Quiet Crash Sites: Antun Maračić’s Cro Car Crash Chronicle, after War/hol and Usput spomenici/ Sideroad Monuments and Aernout Mik’s Refraction
AbstractWith the beginning of modernity death has been pushed to the margins of society. Indeed, for many, the only time they are confronted with death outside their immediate circle of friends or family is the chance encounter with the traffic accident, which is by now the most frequent form of public death in Western society. But while we try to deny death by institutionalising it and banning it from the everyday, the crowds who flock to the sites of accidents and violent deaths manifest our undiminished need to know about death.

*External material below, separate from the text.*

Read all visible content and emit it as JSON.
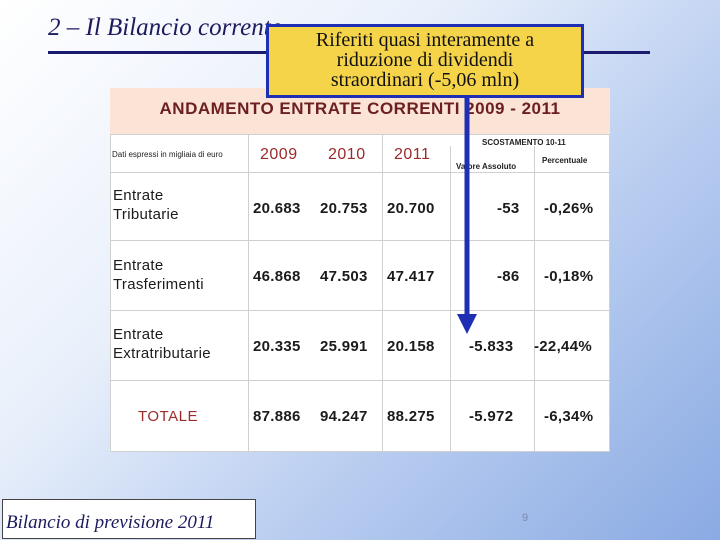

This essay examines our paradoxical attitude to accident sites, their attraction and repulsion, by looking at three artworks: Antun Maracic's photographic cycles Cro Car Crash Chronicle, after War/hol (2001-2) and Usput spomenici/ Sideroad Monuments (1999-2002) and Aernout Mik's video installation Refraction (2005). Maracic's two photo cycles are compendium works: Cro Car Crash Chronicle consists of a series of black-and-white press photographs of car crashes, and Sideroad Monuments focuses on crosses and memorials which mark the deaths of traffic victims. Mik's Refraction consists of a tripartite installation of a looped silent video of a large-scale traffic accident. In all three works the crash and the crash site are stylised into an aesthetic experience and the gallery becomes a place for the contemplation and acceptance of the fact of death.